Pablo  Maffeo dreht auf dem Trainingsgelände des VfB Stuttgart einsam seine Runden (Foto: Imago, Sportfoto Rudel)

Fußball | Bundesliga Pablo Maffeo - der VfB-Millionen-Irrtum

Trainer Markus Weinzierl hofft, dass sein VfB Stuttgart beim FC Bayern (Sonntag, 15:30 Uhr) über sich hinauswächst. Der einstige Rekordtransfer Pablo Maffeo dürfte wieder nur zuschauen. Dabei hätte er zum Gewinner werden können.

Als Weinzierl beim VfB Stuttgart anfing, baute er erst einmal den jungen Rechtsverteidiger Pablo Maffeo auf. Er schob ihm den Kopf nach oben, drückte die Schultern gerade. Brust raus, mehr Selbstbewusstsein - das vermittelte Weinzierl dem 21-jährigen Spanier. Die ersten Eindrücke deuteten darauf hin, dass der Millionen-Einkauf vom Trainerwechsel bei den Schwaben profitieren könnte.

Maffeo soll verliehen werden

Gut drei Monate später ist alles anders. Auch im Auswärtsspiel beim FC Bayern München wird Maffeo voraussichtlich nicht einmal zum Kader gehören.

Nach nur einem halben Jahr steht der Außenverteidiger, bis zum vergangenen Donnerstag der Rekordtransfer des schwäbischen Bundesligisten, vor dem Abschied. Er soll verliehen werden. (Alle Transfer-News zu den Südwest-Klubs lesen Sie hier im Transfer-Ticker)

Nur noch eine Randerscheinung

In den Tagen vor der schwierigen Aufgabe beim deutschen Rekordmeister war Maffeo beim Mannschaftstraining außen vor. "Bei 10 gegen 10 beispielsweise können wir nur mit 20 agieren, aktuell haben wir mehr Feldspieler", schilderte Weinzierl: "Er wird individuell belastet. Das kann sich aber auch schnell ändern."

Deutliche Worte von Weinzierl

Mit deutlichen Worten hatte Weinzierl am Tag nach dem misslungenen Rückrundenauftakt gegen den FSV Mainz 05 (2:3) öffentlich Kritik an Maffeos Leistungsbereitschaft geübt. "Da bin ich ehrlich, dass er mir zu wenig macht", haderte der 44-Jährige. Maffeo trainierte am vergangenen Sonntag nicht einmal mit den Reservisten. "Den haben wir einfach laufen lassen, dass er an seinen Grundlagen arbeitet", sagte Weinzierl.

Teures Missverständnis?

Andreas Beck und Gonzalo Castro hätten momentan auf der rechten Abwehrseite "die Nase vorn". Dabei fühlt sich Castro dort nicht so wohl wie im Mittelfeld. Im Sommer war VfB-Sportvorstand Michael Reschke für die Verpflichtung gelobt worden, auf Empfehlung von Pep Guardiola war Maffeo von Manchester City nach Stuttgart gewechselt. Reschkes Beziehungen aus gemeinsamen Bayern-Zeiten zahlten sich aus.

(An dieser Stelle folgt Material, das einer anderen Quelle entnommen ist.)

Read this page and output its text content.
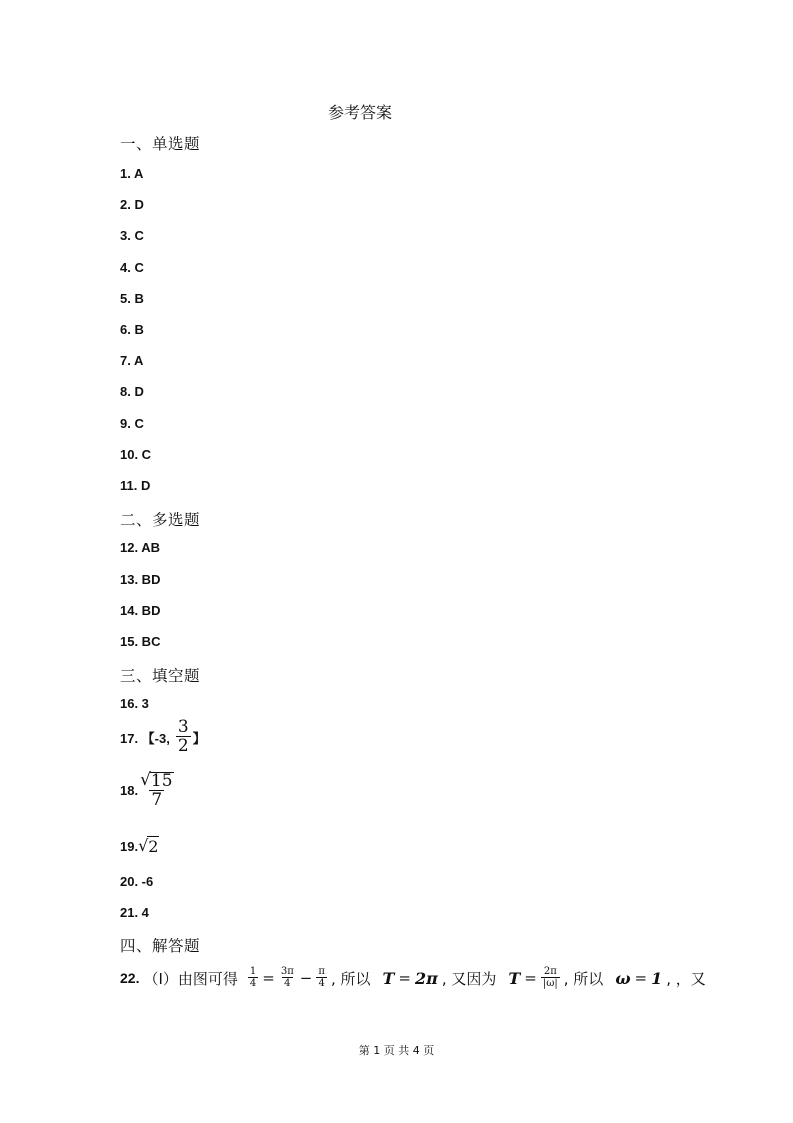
参考答案
一、单选题
1. A
2. D
3. C
4. C
5. B
6. B
7. A
8. D
9. C
10. C
11. D
二、多选题
12. AB
13. BD
14. BD
15. BC
三、填空题
16. 3
17. 【-3, $\frac{3}{2}$ 】
18. $\frac{√ 15}{7}$
19. √ 2
20. -6
21. 4
四、解答题
22. （Ⅰ）由图可得 $\frac{1}{4} = \frac{3\pi}{4} - \frac{\pi}{4}$ , 所以 T = 2π , 又因为 $T = \frac{2\pi}{|\omega|}$ , 所以 ω = 1 , ，又
第 1 页 共 4 页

Die Ablösesumme von rund neun Millionen Euro wurde erst in der vergangenen Woche mit dem Transfer von Ozan Kabak (rund elf Millionen Euro) übertroffen.

"Für Pablo Maffeo gab es sehr viele Anfragen aus England und Spanien, dennoch hat er sich für den VfB entschieden", hatte Reschke nach der Unterschrift des Spaniers bis zum Sommer 2023 gesagt. "Pablo ist ein Spieler mit einem großen Herzen und einer enormen Wucht."

Der Transfer des Talents stärkte damals die Anzeichen für die positive Trendwende. Nur zwei Tage zuvor hatte der VfB mit einem fulminanten 4:1-Auswärtserfolg beim FC Bayern die beeindruckende Rückrunde abgeschlossen. "Ich bin überzeugt, dass es eine gute Entscheidung war, hier zu spielen und zu leben", sagte Maffeo damals. Nun herrschen Abstiegssorgen. Ein schwieriges Umfeld für einen jungen Spieler, um sich einzuleben.

Verletzung bremst Maffeo zusätzlich aus

Maffeo kam, ausgebremst auch von einer Sprunggelenksverletzung, bisher nur auf acht Bundesliga-Einsätze für die Stuttgarter. Winter-Zugang Kabak hat ihn inzwischen als Rekordeinkauf abgelöst, auch der 18 Jahre alte Türke gilt als ein Versprechen für die Zukunft. Bei ihm soll die Integration besser klappen, vielleicht kommt er schon am Sonntag zum Einsatz. "Er macht einen guten Eindruck. Er macht einen robusten Eindruck. Er ist eine Option für den Kader", sagte Weinzierl.